Primeiro mês da Pluma

Na última semana de dezembro, algumas surpresas vieram à tona. Além de solucionar um problema pessoal, em uma manhã de sábado, meu pai me acordou às pressas. Tudo porque havia um gato filhote no corredor do prédio. Corremos para fazer algo, mas assustada como estava, e rosnando direto, ficamos limitados. Eis que ela entra na nossa casa e se torna parte da família. Hoje, ela se chama Pluma.

Pluma, pouco depois da sua chegada e de ter revelado a sua verdadeira face de destruidora de jornais

Agora, ela acaba de completar o primeiro mês conosco. E foi um mês de enorme aprendizado. Sempre tive gatos na minha casa, entretanto, nunca coloquei a mão na massa. Era o meu pai quem fazia de tudo um pouco, desde a compra da ração até a troca da terra. Enquanto isso, eu só me preocupava com uma coisa: esmagar e apertar o gato, como a Felícia. A parte divertida – agora, é diferente.

Ainda assim, de novo, o meu pai teve uma participação importante nessa história, mesmo sendo eu quem se moveu para adotá-la.
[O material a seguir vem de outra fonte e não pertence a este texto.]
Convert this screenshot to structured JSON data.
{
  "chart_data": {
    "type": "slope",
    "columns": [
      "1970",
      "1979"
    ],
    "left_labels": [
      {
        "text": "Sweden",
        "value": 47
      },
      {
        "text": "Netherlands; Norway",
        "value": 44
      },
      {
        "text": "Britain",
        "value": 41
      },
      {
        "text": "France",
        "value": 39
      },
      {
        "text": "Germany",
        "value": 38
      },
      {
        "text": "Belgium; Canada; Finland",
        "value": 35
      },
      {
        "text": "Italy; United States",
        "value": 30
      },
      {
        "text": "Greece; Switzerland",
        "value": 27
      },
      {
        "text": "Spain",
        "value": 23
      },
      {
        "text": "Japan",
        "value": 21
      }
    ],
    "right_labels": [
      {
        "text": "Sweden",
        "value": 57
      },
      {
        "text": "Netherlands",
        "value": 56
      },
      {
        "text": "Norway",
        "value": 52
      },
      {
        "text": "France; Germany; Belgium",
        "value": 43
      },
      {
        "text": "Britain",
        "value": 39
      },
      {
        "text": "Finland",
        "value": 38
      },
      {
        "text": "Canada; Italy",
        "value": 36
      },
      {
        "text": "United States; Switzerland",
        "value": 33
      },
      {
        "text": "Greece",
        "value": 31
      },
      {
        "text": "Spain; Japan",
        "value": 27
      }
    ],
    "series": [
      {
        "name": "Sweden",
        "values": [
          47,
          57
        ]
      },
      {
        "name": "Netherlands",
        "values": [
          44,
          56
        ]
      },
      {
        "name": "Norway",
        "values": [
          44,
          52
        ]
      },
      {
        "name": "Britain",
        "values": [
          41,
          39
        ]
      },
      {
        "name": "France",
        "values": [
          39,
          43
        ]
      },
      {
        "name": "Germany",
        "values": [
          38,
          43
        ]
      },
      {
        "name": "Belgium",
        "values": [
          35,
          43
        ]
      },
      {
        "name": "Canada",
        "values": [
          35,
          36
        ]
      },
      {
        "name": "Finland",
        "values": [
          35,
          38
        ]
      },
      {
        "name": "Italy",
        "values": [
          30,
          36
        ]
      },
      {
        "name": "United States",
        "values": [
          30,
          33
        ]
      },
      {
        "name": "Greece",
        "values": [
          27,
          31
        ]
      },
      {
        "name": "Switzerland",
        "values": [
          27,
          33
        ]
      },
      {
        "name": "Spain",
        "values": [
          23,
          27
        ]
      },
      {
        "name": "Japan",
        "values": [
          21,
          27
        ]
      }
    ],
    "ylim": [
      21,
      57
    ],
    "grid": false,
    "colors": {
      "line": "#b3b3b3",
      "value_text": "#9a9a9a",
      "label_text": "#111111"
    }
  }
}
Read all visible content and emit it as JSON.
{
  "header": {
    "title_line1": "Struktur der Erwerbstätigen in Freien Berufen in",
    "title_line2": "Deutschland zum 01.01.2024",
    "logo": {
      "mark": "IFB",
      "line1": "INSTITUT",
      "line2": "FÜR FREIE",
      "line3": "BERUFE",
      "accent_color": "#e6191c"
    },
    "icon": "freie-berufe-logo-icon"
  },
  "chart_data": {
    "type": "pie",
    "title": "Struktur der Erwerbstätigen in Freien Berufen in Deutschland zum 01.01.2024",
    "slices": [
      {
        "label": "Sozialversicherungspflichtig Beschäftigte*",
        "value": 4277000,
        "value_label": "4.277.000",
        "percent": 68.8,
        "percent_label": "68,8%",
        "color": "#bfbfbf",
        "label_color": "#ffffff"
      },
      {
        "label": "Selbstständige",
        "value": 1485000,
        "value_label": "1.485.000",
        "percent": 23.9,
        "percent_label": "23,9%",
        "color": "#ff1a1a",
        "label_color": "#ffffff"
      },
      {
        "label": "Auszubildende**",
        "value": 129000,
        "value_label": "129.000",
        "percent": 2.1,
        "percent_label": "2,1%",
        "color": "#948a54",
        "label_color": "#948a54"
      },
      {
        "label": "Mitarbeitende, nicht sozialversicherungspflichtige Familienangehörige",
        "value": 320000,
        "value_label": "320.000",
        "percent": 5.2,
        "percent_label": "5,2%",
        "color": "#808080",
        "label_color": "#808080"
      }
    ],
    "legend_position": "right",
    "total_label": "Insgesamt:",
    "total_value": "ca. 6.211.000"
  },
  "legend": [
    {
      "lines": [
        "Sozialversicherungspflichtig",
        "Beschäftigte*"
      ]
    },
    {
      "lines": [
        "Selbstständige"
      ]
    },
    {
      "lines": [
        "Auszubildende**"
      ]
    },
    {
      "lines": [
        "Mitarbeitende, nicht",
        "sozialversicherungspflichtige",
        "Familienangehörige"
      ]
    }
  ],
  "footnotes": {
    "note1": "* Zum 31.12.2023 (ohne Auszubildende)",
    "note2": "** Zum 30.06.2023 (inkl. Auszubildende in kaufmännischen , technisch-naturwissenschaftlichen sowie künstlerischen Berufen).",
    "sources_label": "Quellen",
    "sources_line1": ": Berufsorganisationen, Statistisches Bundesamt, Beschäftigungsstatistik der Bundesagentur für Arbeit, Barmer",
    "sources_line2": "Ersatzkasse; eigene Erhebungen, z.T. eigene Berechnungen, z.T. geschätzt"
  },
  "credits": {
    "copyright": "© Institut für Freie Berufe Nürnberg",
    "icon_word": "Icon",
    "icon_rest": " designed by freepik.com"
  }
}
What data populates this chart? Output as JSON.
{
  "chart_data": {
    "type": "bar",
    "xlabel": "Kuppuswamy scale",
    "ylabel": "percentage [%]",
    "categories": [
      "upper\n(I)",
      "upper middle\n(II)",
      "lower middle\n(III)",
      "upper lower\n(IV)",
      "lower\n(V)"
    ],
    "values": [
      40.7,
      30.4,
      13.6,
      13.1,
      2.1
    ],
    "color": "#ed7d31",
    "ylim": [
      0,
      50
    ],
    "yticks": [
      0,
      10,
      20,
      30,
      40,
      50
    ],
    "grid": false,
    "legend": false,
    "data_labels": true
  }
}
Foi ele quem a resgatou, quando estava indo jogar o lixo fora, e se deparou com ela no corredor, que o seguiu até a porta. Porém, também foi ele quem a pegou no colo, quem viu se estava tudo bem, e até por isso percebemos algumas coisas horripilantes, como os sinais de que foi maltratada, com o rabo quebrado e calcificado da maneira errada. E a parte mais curiosa: ela não tinha uma pulga sequer, tampouco estranhava a caixinha e ração, além de outros indícios de que, possivelmente, ela vivia em um apartamento. Somando o tamanho dela com a altura do andar onde moro, passamos a crer no mais provável do possível: ela havia sido abandonada.

Porém, isto se tornou passado, e agora ela é uma gatinha ainda mais saudável e extremamente bagunceira. Demorou cerca de três dias, mas ela saiu debaixo da cama enquanto tocava o show do Caetano e Gil. E da maneira mais gato possível: deitando no meu teclado. Mas o curioso foi quando estava com o ar ligado, no máximo, e ela optou por deitar justamente em cima do meu Mac mini, quente que nem não sei o que, porque eu estava editando vídeos – “Conheça o iBed for Cats. It’s magic and revolutionary!”. E foi assim que a nossa amizade começou.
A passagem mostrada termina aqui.